In what is believed to be the first U.S. pedestrian death involving an autonomous vehicle on public roads, a woman in Tempe, Arizona, was struck and killed by a self-driving Uber vehicle on March 18. Apparently, she was walking her bicycle across the street, not in a crosswalk, and the Uber—which did have a human operator in place as backup—reportedly did not slow down.
Of course, the novelty of new technology claiming its first pedestrian fatality set off alarm bells and made instant headlines, with countless shares on social media.
Uber immediately suspended its self-driving tests in Arizona (where testing is encouraged by light regulation) and other North American locations, and a number of public officials made statements urging autonomous vehicle manufacturers to slow down and proceed responsibly with technology that, according to Sen. Richard Blumenthal (D-Connecticut), “has a long way to go before it is truly safe for the passengers, pedestrians and drivers who share America’s roads.”
Are Autonomous Cars Really Less Safe?
It’s no surprise that some people are skeptical that driverless cars can be programmed to respond properly to the many unpredictable situations that will confront them. But the flipside of Blumenthal’s caution is this: Vehicles driven by humans are not truly safe for the passengers, pedestrians, bicyclists and drivers who share America’s roads.

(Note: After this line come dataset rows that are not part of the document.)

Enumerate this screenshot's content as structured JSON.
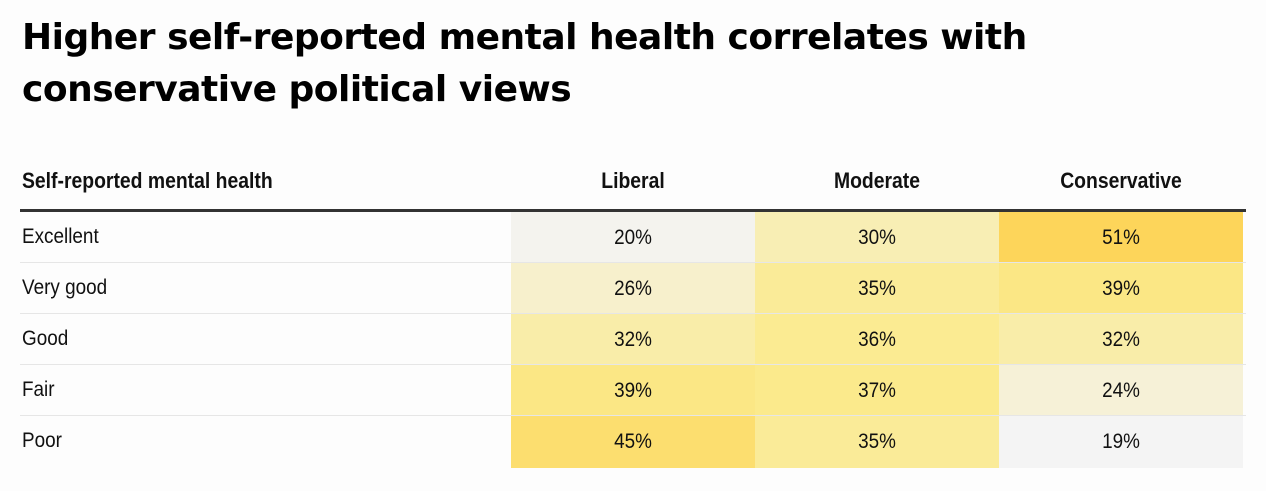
{
  "title": "Higher self-reported mental health correlates with conservative political views",
  "table": {
    "header_label": "Self-reported mental health",
    "columns": [
      "Liberal",
      "Moderate",
      "Conservative"
    ],
    "rows": [
      {
        "label": "Excellent",
        "values": [
          "20%",
          "30%",
          "51%"
        ]
      },
      {
        "label": "Very good",
        "values": [
          "26%",
          "35%",
          "39%"
        ]
      },
      {
        "label": "Good",
        "values": [
          "32%",
          "36%",
          "32%"
        ]
      },
      {
        "label": "Fair",
        "values": [
          "39%",
          "37%",
          "24%"
        ]
      },
      {
        "label": "Poor",
        "values": [
          "45%",
          "35%",
          "19%"
        ]
      }
    ]
  },
  "chart_data": {
    "type": "heatmap",
    "title": "Higher self-reported mental health correlates with conservative political views",
    "xlabel": "",
    "ylabel": "Self-reported mental health",
    "categories": [
      "Liberal",
      "Moderate",
      "Conservative"
    ],
    "rows": [
      "Excellent",
      "Very good",
      "Good",
      "Fair",
      "Poor"
    ],
    "values": [
      [
        20,
        30,
        51
      ],
      [
        26,
        35,
        39
      ],
      [
        32,
        36,
        32
      ],
      [
        39,
        37,
        24
      ],
      [
        45,
        35,
        19
      ]
    ],
    "color_scale": {
      "low": "#f4f4f4",
      "mid": "#fbea8c",
      "high": "#fdd55a"
    }
  }
}
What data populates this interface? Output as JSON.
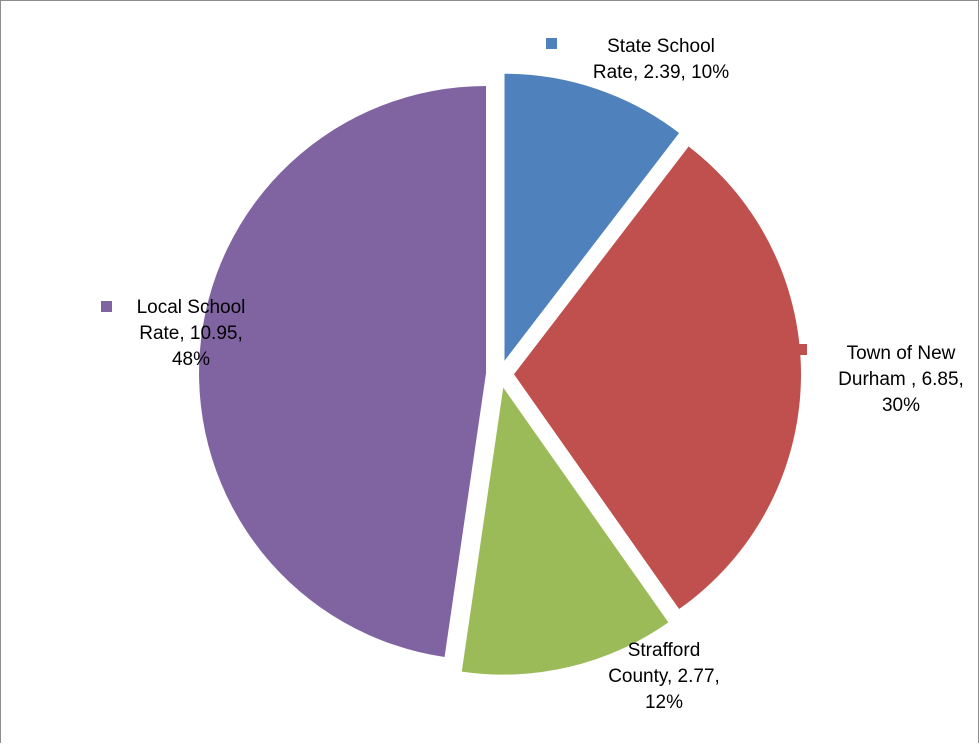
{
  "chart_data": {
    "type": "pie",
    "exploded": true,
    "slices": [
      {
        "category": "State School Rate",
        "value": 2.39,
        "percent": "10%",
        "color": "#4f81bd",
        "label_lines": [
          "State School",
          "Rate, 2.39, 10%"
        ]
      },
      {
        "category": "Town of New Durham",
        "value": 6.85,
        "percent": "30%",
        "color": "#c0504d",
        "label_lines": [
          "Town of New",
          "Durham , 6.85,",
          "30%"
        ]
      },
      {
        "category": "Strafford County",
        "value": 2.77,
        "percent": "12%",
        "color": "#9bbb59",
        "label_lines": [
          "Strafford",
          "County, 2.77,",
          "12%"
        ]
      },
      {
        "category": "Local School Rate",
        "value": 10.95,
        "percent": "48%",
        "color": "#8064a2",
        "label_lines": [
          "Local School",
          "Rate, 10.95,",
          "48%"
        ]
      }
    ]
  }
}
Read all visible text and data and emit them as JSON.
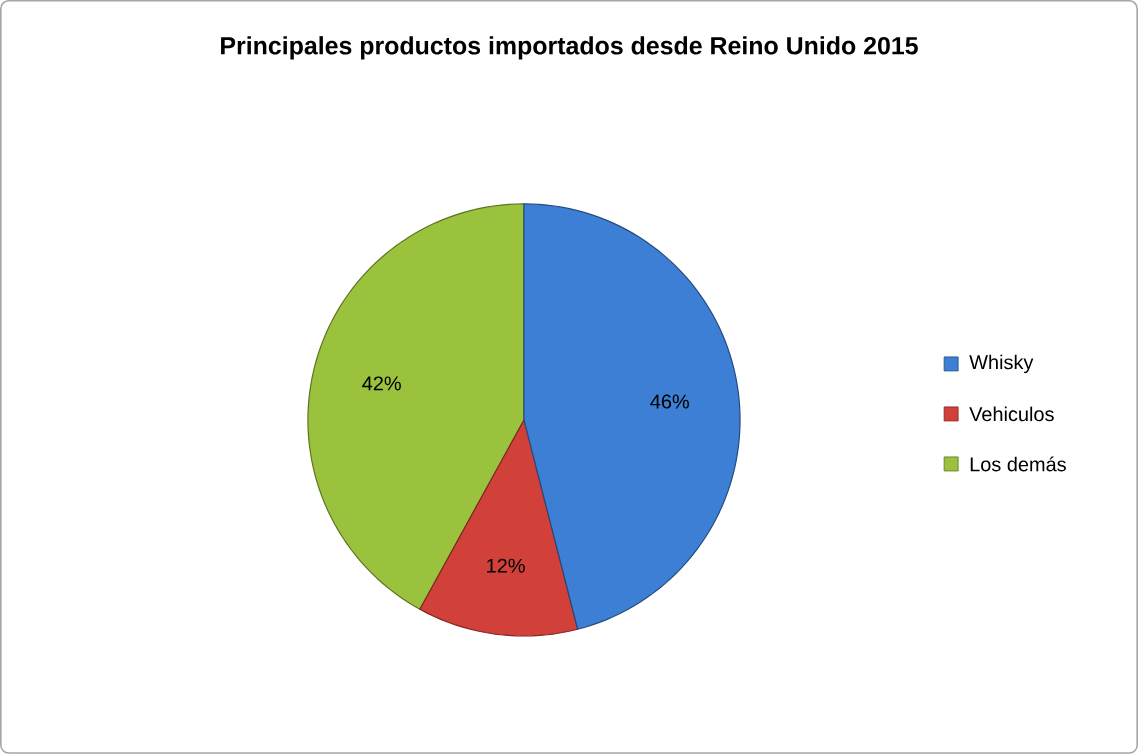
{
  "chart_data": {
    "type": "pie",
    "title": "Principales productos importados desde Reino Unido 2015",
    "categories": [
      "Whisky",
      "Vehiculos",
      "Los demás"
    ],
    "values": [
      46,
      12,
      42
    ],
    "colors": [
      "#3d7fd4",
      "#d2403a",
      "#9bc23c"
    ],
    "value_labels": [
      "46%",
      "12%",
      "42%"
    ],
    "legend": "right"
  }
}
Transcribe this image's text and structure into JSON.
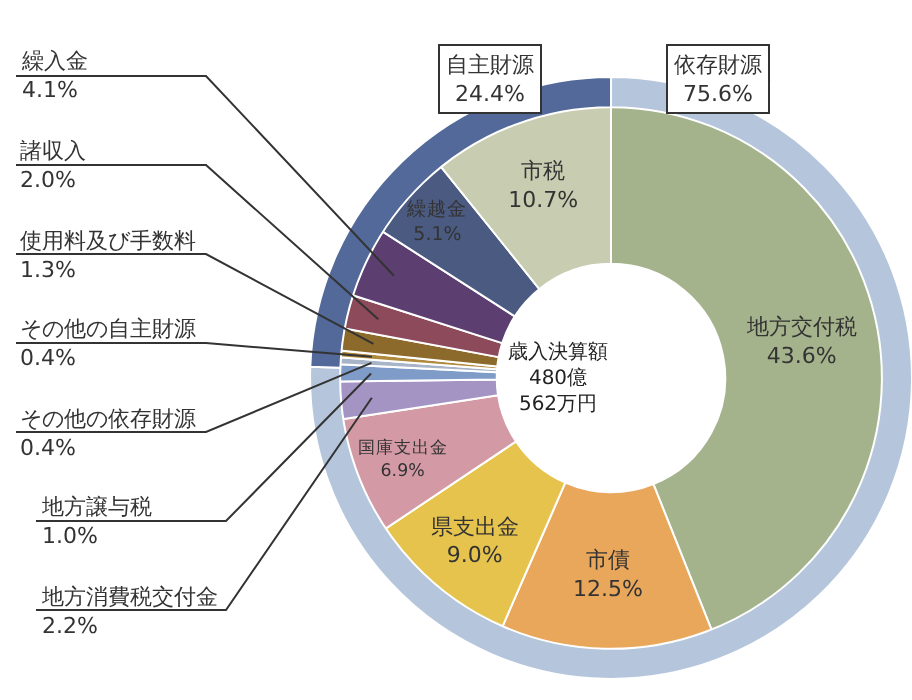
{
  "chart_data": [
    {
      "type": "donut",
      "categories": [
        "地方交付税",
        "市債",
        "県支出金",
        "国庫支出金",
        "地方消費税交付金",
        "地方譲与税",
        "その他の依存財源",
        "その他の自主財源",
        "使用料及び手数料",
        "諸収入",
        "繰入金",
        "繰越金",
        "市税"
      ],
      "values": [
        43.6,
        12.5,
        9.0,
        6.9,
        2.2,
        1.0,
        0.4,
        0.4,
        1.3,
        2.0,
        4.1,
        5.1,
        10.7
      ],
      "value_labels": [
        "43.6%",
        "12.5%",
        "9.0%",
        "6.9%",
        "2.2%",
        "1.0%",
        "0.4%",
        "0.4%",
        "1.3%",
        "2.0%",
        "4.1%",
        "5.1%",
        "10.7%"
      ],
      "colors": [
        "#a5b38c",
        "#e9a75c",
        "#e6c34c",
        "#d39aa6",
        "#a394c4",
        "#7f9cc9",
        "#a8b4c8",
        "#b08a3c",
        "#8c6a2c",
        "#8c4a5a",
        "#5c3f70",
        "#4a5a80",
        "#c8ccb0"
      ],
      "annotations": [
        "歳入決算額\n480億\n562万円"
      ]
    },
    {
      "type": "donut",
      "categories": [
        "依存財源",
        "自主財源"
      ],
      "values": [
        75.6,
        24.4
      ],
      "value_labels": [
        "75.6%",
        "24.4%"
      ],
      "colors": [
        "#b5c6dc",
        "#52699a"
      ]
    }
  ]
}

According to the National Highway Traffic Safety Administration (NHTSA), there were 37,461 lives lost on U.S. roads in 2016, an increase of 5.6 percent from the previous year. There were 840 bicyclist fatalities (the highest number since 1991), while pedestrian deaths increased by a whopping 9 percent to 5,987 (the highest number since 1990). To put in perspective the single Tempe fatality on March 18, on any average day in the United States, cars with drivers kill 16 people.
A Question of Man vs. Machine
Much has been written about the potential pros and cons of autonomous vehicles; one of the biggest upsides is that the most dangerous driving behaviors of human beings will be programmed out of driverless cars. With computer algorithms to calculate appropriate distance between cars, stopping distance, when to turn, appropriate/legal speed, etc., experts predict autonomous vehicles may actually be safer “drivers” than many humans. They will not be drunk or distracted, they will not tailgate or run red lights, and they will be programmed to follow the rules of the road with precision. In fact, anecdotal evidence suggests there have been incidents in which human-driven vehicles have rear-ended test autonomous vehicles, because the latter came to a full stop when they were supposed to.

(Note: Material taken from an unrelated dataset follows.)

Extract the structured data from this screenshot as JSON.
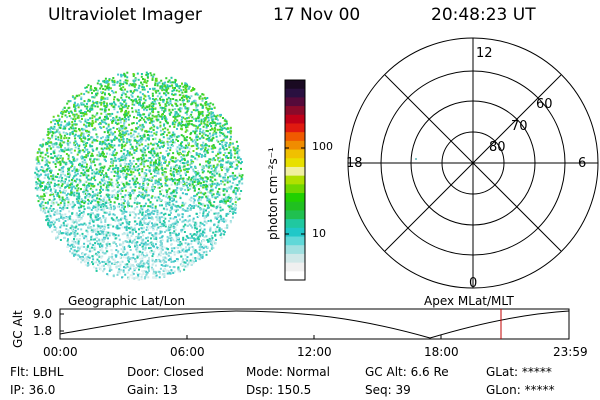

On the down side, there are a number of concerns about cost, insurance liability in driverless crashes, education of backup operators, the reliability of GPS systems on which the cars will depend and the possibility of the computer technology failing. Probably the most front-and-center concern is how sophisticated the programming will be when it comes to detecting sudden, unforeseen dangers involving other vehicles, pedestrians and bicyclists. Bike advocates are particularly concerned that pedestrian detection programming will not be sufficient to account for faster-moving and more unpredictable bicycles.
A Plea for Caution
In a letter to commissioners at the state Departments of Transportation and Motor Vehicles—who are charged with developing state regulations for the autonomous cars and their sensing technology—New York Biking Coalition Executive Director Paul Winkeller wrote:
“NYBC remains very concerned that taller, more fast-moving and less predictable bicyclists could be in further danger if the sensing technology, per government oversight, are not well thought out or carefully designed. Please keep our perspective in mind and our request to be at the table if and when an interagency AV Task Force is put together!”